Short for “Decentralized Finance,” DeFi is a blanket term used to describe a paradigm shift in finance in which financial instruments and services do not rely on centralized intermediaries such as banks and brokerages but instead rely on smart contracts on blockchains like Ethereum. Some popular DeFi applications (dApps) allow people to borrow from or lend to others, speculate on market movements, and insure against risks. As opposed to meeting traditional financial requirements such as loan applications, credit score inquiries, and background searches, DeFi allows individuals to take out collateralized-loans (usually collateralized with crypto) or lend crypto to earn interest. The DeFi (also known as Open Finance) ecosystem is one of the fastest growing industries in the world, attracting entrepreneurs and talent from all over the world whom are seeking to build a better future.
NFT (Non-Fungible Token)
A unique, individual token that exists on a blockchain. NFTs are a segment of DeFi that are designed to create verifiable digital scarcity and represent unique digital items such as digital art, in-game videogame assets, and even music. Each NFT contains unique data, representing a specific unique value unlike cryptocurrencies like Bitcoin that are indistinguishable and represent the same value. NFTs allow for easy transfer and ownership of unique assets and, because they are tokenized, provide verifiable ownership and scarcity.

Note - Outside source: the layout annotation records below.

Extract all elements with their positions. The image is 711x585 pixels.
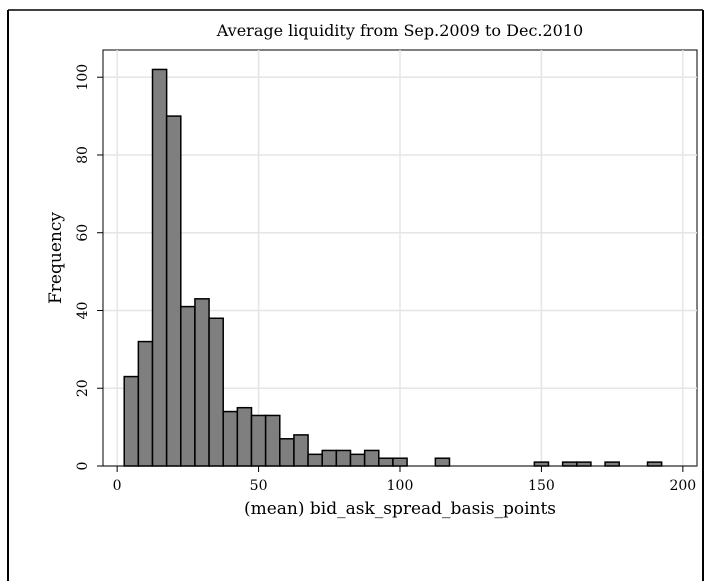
x-tick-label: 100: [387, 478, 414, 494]
histogram-bar: [194, 298, 210, 467]
histogram-bar: [363, 449, 380, 467]
y-tick-label: 20: [75, 379, 91, 397]
page-edge-top: [0, 0, 711, 6]
histogram-bar: [151, 68, 168, 467]
histogram-bar: [576, 461, 592, 467]
histogram-bar: [604, 461, 620, 467]
axes: 0 50 100 150 200 0 20 40 60 80 100: [75, 50, 697, 494]
x-tick-label: 150: [528, 478, 555, 494]
x-tick-label: 50: [250, 478, 268, 494]
histogram-bar: [533, 461, 550, 467]
histogram-bar: [335, 449, 352, 467]
y-tick-label: 40: [75, 302, 91, 320]
histogram-bar: [646, 461, 663, 467]
histogram-bar: [123, 375, 140, 467]
histogram-bar: [321, 449, 338, 467]
histogram-bar: [392, 457, 408, 467]
grid-lines: [103, 50, 697, 467]
histogram-bar: [222, 410, 239, 467]
histogram-bar: [349, 453, 366, 467]
histogram-bar: [279, 438, 295, 467]
histogram-bar: [208, 317, 224, 467]
x-axis-label: (mean) bid_ask_spread_basis_points: [244, 499, 556, 519]
histogram-bar: [434, 457, 451, 467]
y-tick-label: 80: [75, 146, 91, 164]
histogram-bar: [236, 406, 253, 467]
histogram-bar: [165, 115, 182, 467]
histogram-bar: [307, 453, 323, 467]
histogram-bar: [378, 457, 394, 467]
y-tick-label: 60: [75, 224, 91, 242]
bars: [123, 68, 663, 467]
histogram-bar: [250, 414, 267, 467]
x-tick-label: 0: [113, 478, 122, 494]
x-tick-label: 200: [669, 478, 696, 494]
histogram-bar: [137, 340, 154, 467]
histogram-bar: [561, 461, 578, 467]
y-axis-label: Frequency: [46, 212, 66, 304]
histogram-bar: [264, 414, 281, 467]
chart-title: Average liquidity from Sep.2009 to Dec.2…: [216, 21, 583, 40]
histogram-bar: [180, 305, 196, 467]
y-tick-label: 100: [75, 64, 91, 91]
histogram-bar: [293, 434, 309, 467]
y-tick-label: 0: [75, 462, 91, 471]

We announced our NFT Giveaway in order to allow iTrustCapital clients to be the first people in the world to ever own an NFT.
A Crypto IRA is a unique tax-shelter that allows investor to buy, sell or trade Crypto Assets within their tax advantaged IRA/401k accounts. These are powerful because investors get to enjoy the potential tremendous gains from positive price appreciation of their investments without having to give away large portions of their profits to capital gains taxes.
These are just a few useful terms to know when investing in the Crypto and Digital Asset ecosystem. We encourage viewers to continue to study this exciting asset class and focus on long term investing for their future.